Masz wybór co do samego wyścigu: albo go symulujesz, albo śledzisz go w widoku 3D, w którym możesz również bezpośrednio wpływać na to, co się dzieje. Podążasz za swoimi kierowcami, którzy jeżdżą i sterują niezależnie, ale nadal możesz mieć wpływ: możesz zmieniać pas ruchu, pozwalać im biec sprintem, atakować, określać, który kierowca pracuje dla kogo i wiele więcej. W większości przypadków sprawdza się to całkiem dobrze, czasem dochodzi do dziwnych sytuacji, często z powodu wątpliwej sztucznej inteligencji sterowników sterowanych przez CPU. Ataki dokonywane są w najbardziej absurdalnych momentach, boisko nagle rozpada się na płaskim odcinku lub czymś podobnym. Na szczęście takie chwile to wyjątki, nawet jeśli zdarzają się częściej niż byśmy tego chcieli.
Mówiąc o trybie 3D, grafika jest, powiedzmy, funkcjonalna. Krajobraz jest często nudny, na horyzoncie nagle pojawiają się obiekty, a widzowie na poboczu często przypominają wycinanki z kartonu. W dzisiejszych czasach z pewnością jest więcej możliwości, ale tak jak powiedziałem - spełnia swoje zadanie, a symulacja 3D jest i tak bardziej środkiem do celu niż podstawowym elementem menedżera kolarskiego.

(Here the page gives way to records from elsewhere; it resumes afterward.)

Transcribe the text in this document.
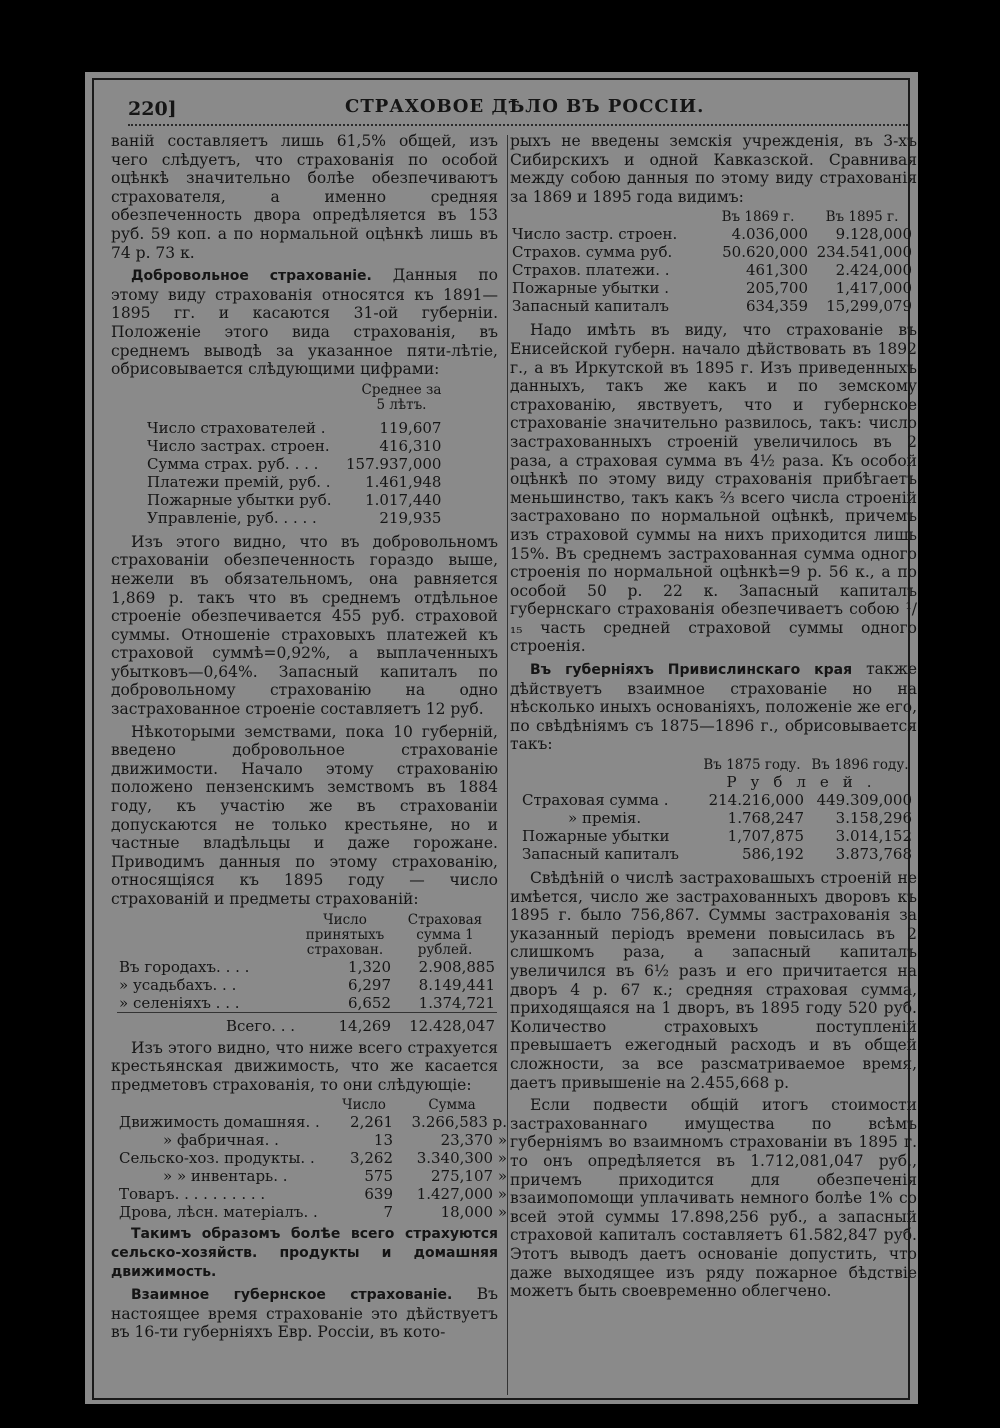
220]	СТРАХОВОЕ ДѢЛО ВЪ РОССІИ.

ваній составляетъ лишь 61,5% общей, изъ чего слѣдуетъ, что страхованія по особой оцѣнкѣ значительно болѣе обезпечиваютъ страхователя, а именно средняя обезпеченность двора опредѣляется въ 153 руб. 59 коп. а по нормальной оцѣнкѣ лишь въ 74 р. 73 к.

Добровольное страхованіе. Данныя по этому виду страхованія относятся къ 1891—1895 гг. и касаются 31-ой губерніи. Положеніе этого вида страхованія, въ среднемъ выводѣ за указанное пяти-лѣтіе, обрисовывается слѣдующими цифрами:

	Среднее за
	5 лѣтъ.
Число страхователей .	119,607
Число застрах. строен.	416,310
Сумма страх. руб. . . .	157.937,000
Платежи премій, руб. .	1.461,948
Пожарные убытки руб.	1.017,440
Управленіе, руб. . . . .	219,935

Изъ этого видно, что въ добровольномъ страхованіи обезпеченность гораздо выше, нежели въ обязательномъ, она равняется 1,869 р. такъ что въ среднемъ отдѣльное строеніе обезпечивается 455 руб. страховой суммы. Отношеніе страховыхъ платежей къ страховой суммѣ=0,92%, а выплаченныхъ убытковъ—0,64%. Запасный капиталъ по добровольному страхованію на одно застрахованное строеніе составляетъ 12 руб.

Нѣкоторыми земствами, пока 10 губерній, введено добровольное страхованіе движимости. Начало этому страхованію положено пензенскимъ земствомъ въ 1884 году, къ участію же въ страхованіи допускаются не только крестьяне, но и частные владѣльцы и даже горожане. Приводимъ данныя по этому страхованію, относящіяся къ 1895 году — число страхованій и предметы страхованій:

	Число принятыхъ страхован.	Страховая сумма 1 рублей.
Въ городахъ. . . .	1,320	2.908,885
» усадьбахъ. . .	6,297	8.149,441
» селеніяхъ . . .	6,652	1.374,721
Всего. . .	14,269	12.428,047

Изъ этого видно, что ниже всего страхуется крестьянская движимость, что же касается предметовъ страхованія, то они слѣдующіе:

	Число	Сумма
Движимость домашняя. .	2,261	3.266,583 р.
» фабричная. .	13	23,370 »
Сельско-хоз. продукты. .	3,262	3.340,300 »
» » инвентарь. .	575	275,107 »
Товаръ. . . . . . . . . .	639	1.427,000 »
Дрова, лѣсн. матеріалъ. .	7	18,000 »

Такимъ образомъ болѣе всего страхуются сельско-хозяйств. продукты и домашняя движимость.

Взаимное губернское страхованіе. Въ настоящее время страхованіе это дѣйствуетъ въ 16-ти губерніяхъ Евр. Россіи, въ кото-

рыхъ не введены земскія учрежденія, въ 3-хъ Сибирскихъ и одной Кавказской. Сравнивая между собою данныя по этому виду страхованія за 1869 и 1895 года видимъ:

	Въ 1869 г.	Въ 1895 г.
Число застр. строен.	4.036,000	9.128,000
Страхов. сумма руб.	50.620,000	234.541,000
Страхов. платежи. .	461,300	2.424,000
Пожарные убытки .	205,700	1,417,000
Запасный капиталъ	634,359	15,299,079

Надо имѣть въ виду, что страхованіе въ Енисейской губерн. начало дѣйствовать въ 1892 г., а въ Иркутской въ 1895 г. Изъ приведенныхъ данныхъ, такъ же какъ и по земскому страхованію, явствуетъ, что и губернское страхованіе значительно развилось, такъ: число застрахованныхъ строеній увеличилось въ 2 раза, а страховая сумма въ 4½ раза. Къ особой оцѣнкѣ по этому виду страхованія прибѣгаетъ меньшинство, такъ какъ ⅔ всего числа строеній застраховано по нормальной оцѣнкѣ, причемъ изъ страховой суммы на нихъ приходится лишь 15%. Въ среднемъ застрахованная сумма одного строенія по нормальной оцѣнкѣ=9 р. 56 к., а по особой 50 р. 22 к. Запасный капиталъ губернскаго страхованія обезпечиваетъ собою ¹/₁₅ часть средней страховой суммы одного строенія.

Въ губерніяхъ Привислинскаго края также дѣйствуетъ взаимное страхованіе но на нѣсколько иныхъ основаніяхъ, положеніе же его, по свѣдѣніямъ съ 1875—1896 г., обрисовывается такъ:

	Въ 1875 году.	Въ 1896 году.
	Рублей.	
Страховая сумма .	214.216,000	449.309,000
» премія.	1.768,247	3.158,296
Пожарные убытки	1,707,875	3.014,152
Запасный капиталъ	586,192	3.873,768

Свѣдѣній о числѣ застраховашыхъ строеній не имѣется, число же застрахованныхъ дворовъ къ 1895 г. было 756,867. Суммы застрахованія за указанный періодъ времени повысилась въ 2 слишкомъ раза, а запасный капиталъ увеличился въ 6½ разъ и его причитается на дворъ 4 р. 67 к.; средняя страховая сумма, приходящаяся на 1 дворъ, въ 1895 году 520 руб. Количество страховыхъ поступленій превышаетъ ежегодный расходъ и въ общей сложности, за все разсматриваемое время, даетъ привышеніе на 2.455,668 р.

Если подвести общій итогъ стоимости застрахованнаго имущества по всѣмъ губерніямъ во взаимномъ страхованіи въ 1895 г. то онъ опредѣляется въ 1.712,081,047 руб., причемъ приходится для обезпеченія взаимопомощи уплачивать немного болѣе 1% со всей этой суммы 17.898,256 руб., а запасный страховой капиталъ составляетъ 61.582,847 руб. Этотъ выводъ даетъ основаніе допустить, что даже выходящее изъ ряду пожарное бѣдствіе можетъ быть своевременно облегчено.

W ten sposób poprowadzisz swój zespół przez cały sezon, ze wszystkimi wzlotami i upadkami prawdziwego kolarskiego świata: łamiące serce finisze, tragiczne kontuzje, niespodziewani zwycięzcy i tak – mnóstwo papierkowej roboty. Wirtualna skrzynka e-mail i tak stanie się Twoim najlepszym przyjacielem: od agentów napływają oferty dla swoich kierowców, przedstawiają się nowi sponsorzy, a dostawcy wyposażenia (tacy jak „Compignolo”) walczą o ich przychylność. To na pewno świetna zabawa i szybko zatracasz się w wirtualnym kolarskim kosmosie.

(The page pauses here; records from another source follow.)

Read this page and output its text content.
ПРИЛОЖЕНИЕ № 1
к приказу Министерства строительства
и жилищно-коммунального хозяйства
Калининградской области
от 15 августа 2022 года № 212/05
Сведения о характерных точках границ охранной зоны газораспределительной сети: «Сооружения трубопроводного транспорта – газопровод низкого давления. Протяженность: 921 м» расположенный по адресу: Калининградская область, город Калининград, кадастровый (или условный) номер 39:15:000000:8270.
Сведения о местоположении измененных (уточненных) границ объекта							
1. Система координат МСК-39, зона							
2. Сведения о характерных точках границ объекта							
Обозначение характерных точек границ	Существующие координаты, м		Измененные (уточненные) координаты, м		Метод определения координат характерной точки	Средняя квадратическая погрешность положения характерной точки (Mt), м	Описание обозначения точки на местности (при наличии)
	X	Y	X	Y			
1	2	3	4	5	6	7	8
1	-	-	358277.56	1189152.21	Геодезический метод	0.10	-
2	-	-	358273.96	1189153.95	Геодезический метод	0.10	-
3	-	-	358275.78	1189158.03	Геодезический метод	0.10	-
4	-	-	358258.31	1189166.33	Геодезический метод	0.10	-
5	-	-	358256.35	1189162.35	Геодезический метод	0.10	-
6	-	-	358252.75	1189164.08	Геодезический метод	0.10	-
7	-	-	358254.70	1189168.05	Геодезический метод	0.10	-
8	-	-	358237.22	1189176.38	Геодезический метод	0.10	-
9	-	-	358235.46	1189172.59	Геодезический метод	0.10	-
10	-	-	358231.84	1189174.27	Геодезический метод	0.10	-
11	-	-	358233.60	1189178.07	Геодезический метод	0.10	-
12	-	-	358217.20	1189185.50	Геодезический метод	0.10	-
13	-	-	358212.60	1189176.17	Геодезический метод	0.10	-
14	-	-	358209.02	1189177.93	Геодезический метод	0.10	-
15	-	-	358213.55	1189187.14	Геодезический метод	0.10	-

Pro Cyclist – Dobry pomysł, wdrożenie wymaga poprawy
Nowością w tym roku jest tryb Pro Cyclist. Tutaj tworzysz własnego profesjonalistę: wybierasz swoje imię, narodowość, profil (wspinacz, sprinter, zawodnik na czas itp.), wymiary ciała i gotowe. Możesz początkowo wybrać jedną z trzech drużyn, do których chcesz dołączyć. W zależności od kategorii Twoja pozycja jest oczywiście różna (kiedy jesteś na szczycie hierarchii w drużynie U23, najpierw musisz awansować w hierarchii z drużyną ProConti.
Następnie możesz podpisywać prywatne umowy sponsorskie, dbać o swój plan treningowy i jeździć na wyścigach. Pomysł na nią jest naprawdę udany, ale w praktyce gra niestety trochę jak odchudzona wersja trybu kariery. Dzieje się tak również dlatego, że w symulacji 3D masz dokładnie te same opcje – tylko z jednym kierowcą zamiast z całym zespołem. Rola przypisana do ciebie na odprawie przed wyścigiem (faworyt, pomocnik, nosiciel wody...) jest ostatecznie nieistotna. Możesz też robić „swoje” bez konsekwencji.
Kolejnym mankamentem jest brak elementów atmosferycznych oraz brak rozwoju osobistego kierowcy. Nie ma wywiadów, nie ma radia podczas wyścigu, prawie nie ma komunikacji z zespołem itp. Wszystko ogranicza się do rozwijania atrybutów kierowcy - jest zabawnie i zabawnie, ale tempo rozwoju nie do końca odpowiada rzeczywistości: Po 2- 3 Z reguły już w wieku 23 lub 24 lat walczysz o zwycięstwa w Wielkich Tourach.
Pozostaje zabawnym trybem gry, który z pewnością ma jeszcze wiele do zrobienia w przyszłości – ale początek został zrobiony, a potencjał jest bardzo duży. Z niecierpliwością czekamy na rozwój wydarzeń w nadchodzących latach!
Konkluzja
Dla fanów kolarstwa z zamiłowaniem do gier wideo Le Tour de France - The Official Cycling Manager 2015 to naprawdę zabawne wydarzenie. We współczesnym języku niemieckim można by powiedzieć: totalna gra dla nerdów! Wciel się w rolę kierownika zespołu lub wyślij własnego kierowcę do profesjonalnego cyrku - tam spełniają się (wirtualne) marzenia.